Sammamish City Council has approved a contract for up to $12,000 for a consultant to conduct a citywide traffic count. The program will include turning movement counts at 17 intersections during both morning and evening peak hours, and seven day average daily traffic counts at 38 locations.

Sammamish City Council has approved a contract for up to $12,000 for a consultant to conduct a citywide traffic count.

The program will include turning movement counts at 17 intersections during both morning and evening peak hours, and seven day average daily traffic counts at 38 locations.

City of Sammamish engineer Laura Philpot told the councilors that these figures are used in building the city’s transportation model, and to provide information during grant and funding applications for new roads projects.

The survey is estimated to cost just over $9,000, but the $12,000 budget will allow the addition of up to 10 additional sites.

The council, minus the absent Michele Petitti, approved the contract 6 – 0 at their most recent meeting on Feb. 16.

The contract approval was initially on the council’s consent agenda. But deputy mayor Nancy Whitten requested further discussion of the item, to express her concern about a number of streets that were close to failing traffic concurrency standards.

Whitten referred to technical memorandum from consultant David Evans and Associates in May of 2008, which claimed that a number of roadways in the city would be unable to cope with the increases in traffic likely to result from residential and commercial development in the proposed Town Center.

Councilmember Tom Odell referred to a number of traffic trouble-spots that he hoped to see studied, specifically the intersection of 228th Avenue NE and NE 8th Street/Inglewood Hill Road.

Councilmember Mark Cross said a clear understanding of traffic was “a livability issue.”

“How does the city feel during its most congested days?”

Judging from the general feeling of motorists in the city, the answer to that would be “not very good.”

Late last year, Kamuron Gurol, Director of Community Development at the City of Sammamish, said that traffic, roads and parking are the biggest problems facing the city.

Philpot said she hoped the count would be conducted in March.

Last year’s count, for which the city paid a similar amount, was conducted during construction on East Lake Sammamish Parkway, meaning the figures were a distorted representation of actual traffic patterns in the city.

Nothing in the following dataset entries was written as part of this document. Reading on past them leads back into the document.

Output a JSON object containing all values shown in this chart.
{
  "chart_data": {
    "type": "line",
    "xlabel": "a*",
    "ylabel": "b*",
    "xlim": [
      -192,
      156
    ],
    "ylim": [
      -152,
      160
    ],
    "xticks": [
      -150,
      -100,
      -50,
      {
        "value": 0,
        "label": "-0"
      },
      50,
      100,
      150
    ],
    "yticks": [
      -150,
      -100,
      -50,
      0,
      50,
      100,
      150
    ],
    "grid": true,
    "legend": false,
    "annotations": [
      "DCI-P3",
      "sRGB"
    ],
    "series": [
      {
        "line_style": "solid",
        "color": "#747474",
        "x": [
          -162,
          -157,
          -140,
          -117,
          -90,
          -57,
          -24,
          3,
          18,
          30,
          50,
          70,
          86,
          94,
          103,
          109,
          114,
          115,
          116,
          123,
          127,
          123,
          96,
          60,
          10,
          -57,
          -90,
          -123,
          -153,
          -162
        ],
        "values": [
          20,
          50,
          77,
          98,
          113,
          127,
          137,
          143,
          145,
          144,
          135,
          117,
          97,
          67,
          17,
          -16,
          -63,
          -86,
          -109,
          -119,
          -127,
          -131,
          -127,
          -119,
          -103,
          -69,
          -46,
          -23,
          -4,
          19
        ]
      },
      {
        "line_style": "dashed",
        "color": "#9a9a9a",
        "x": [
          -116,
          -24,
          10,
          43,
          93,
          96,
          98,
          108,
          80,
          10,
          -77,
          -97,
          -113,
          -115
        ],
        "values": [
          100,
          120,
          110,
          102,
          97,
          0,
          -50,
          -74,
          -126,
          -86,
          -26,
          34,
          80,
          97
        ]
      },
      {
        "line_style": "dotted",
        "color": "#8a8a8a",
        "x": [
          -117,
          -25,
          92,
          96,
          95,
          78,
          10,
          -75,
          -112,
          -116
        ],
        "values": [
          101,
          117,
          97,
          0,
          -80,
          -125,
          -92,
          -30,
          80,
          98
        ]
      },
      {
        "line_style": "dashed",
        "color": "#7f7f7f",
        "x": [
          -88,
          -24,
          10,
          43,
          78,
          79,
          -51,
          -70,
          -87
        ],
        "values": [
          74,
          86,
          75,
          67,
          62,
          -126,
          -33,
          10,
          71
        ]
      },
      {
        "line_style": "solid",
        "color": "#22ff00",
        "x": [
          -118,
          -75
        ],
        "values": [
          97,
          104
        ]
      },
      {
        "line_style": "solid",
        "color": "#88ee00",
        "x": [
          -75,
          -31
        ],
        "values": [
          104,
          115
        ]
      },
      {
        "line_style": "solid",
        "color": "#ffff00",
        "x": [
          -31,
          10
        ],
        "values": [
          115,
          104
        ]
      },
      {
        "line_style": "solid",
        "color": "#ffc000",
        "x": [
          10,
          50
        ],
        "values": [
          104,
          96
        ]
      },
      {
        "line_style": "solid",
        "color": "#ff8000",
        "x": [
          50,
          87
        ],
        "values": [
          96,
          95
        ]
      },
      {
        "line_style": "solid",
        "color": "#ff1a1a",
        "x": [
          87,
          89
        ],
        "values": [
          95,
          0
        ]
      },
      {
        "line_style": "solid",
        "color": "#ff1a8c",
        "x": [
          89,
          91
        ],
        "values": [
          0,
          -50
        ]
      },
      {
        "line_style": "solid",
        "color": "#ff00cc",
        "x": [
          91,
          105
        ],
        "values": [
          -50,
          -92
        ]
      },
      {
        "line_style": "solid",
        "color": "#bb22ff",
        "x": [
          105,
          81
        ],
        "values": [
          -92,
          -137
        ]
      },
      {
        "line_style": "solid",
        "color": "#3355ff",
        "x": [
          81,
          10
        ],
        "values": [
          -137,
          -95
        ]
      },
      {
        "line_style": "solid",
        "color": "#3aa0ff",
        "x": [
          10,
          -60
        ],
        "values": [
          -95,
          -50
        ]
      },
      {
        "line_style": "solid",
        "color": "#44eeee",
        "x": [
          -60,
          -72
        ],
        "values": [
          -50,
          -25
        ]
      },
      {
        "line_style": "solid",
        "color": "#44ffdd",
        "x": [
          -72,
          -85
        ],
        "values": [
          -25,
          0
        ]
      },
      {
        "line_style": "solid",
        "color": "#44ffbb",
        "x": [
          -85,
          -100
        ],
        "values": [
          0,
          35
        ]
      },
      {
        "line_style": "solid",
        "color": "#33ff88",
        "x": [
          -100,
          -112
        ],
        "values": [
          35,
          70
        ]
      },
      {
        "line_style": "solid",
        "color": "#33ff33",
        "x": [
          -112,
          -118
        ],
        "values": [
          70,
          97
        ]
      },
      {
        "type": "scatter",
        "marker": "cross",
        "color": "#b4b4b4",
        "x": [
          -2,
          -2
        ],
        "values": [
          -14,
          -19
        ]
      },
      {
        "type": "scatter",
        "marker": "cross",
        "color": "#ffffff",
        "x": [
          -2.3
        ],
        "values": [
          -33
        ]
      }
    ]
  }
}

A number of councilors stressed the importance of conducting the count during a period when there were no major road projects on and around the Plateau, to get a clearer idea of natural traffic patterns. The count will be conducted before construction begins on the Eastlake Sammamish Parkway Phase 1b. However the 244th Avenue NE project will still be in progress in March, meaning that any figures taken during this time in this important corridor are likely to be less than accurate representations.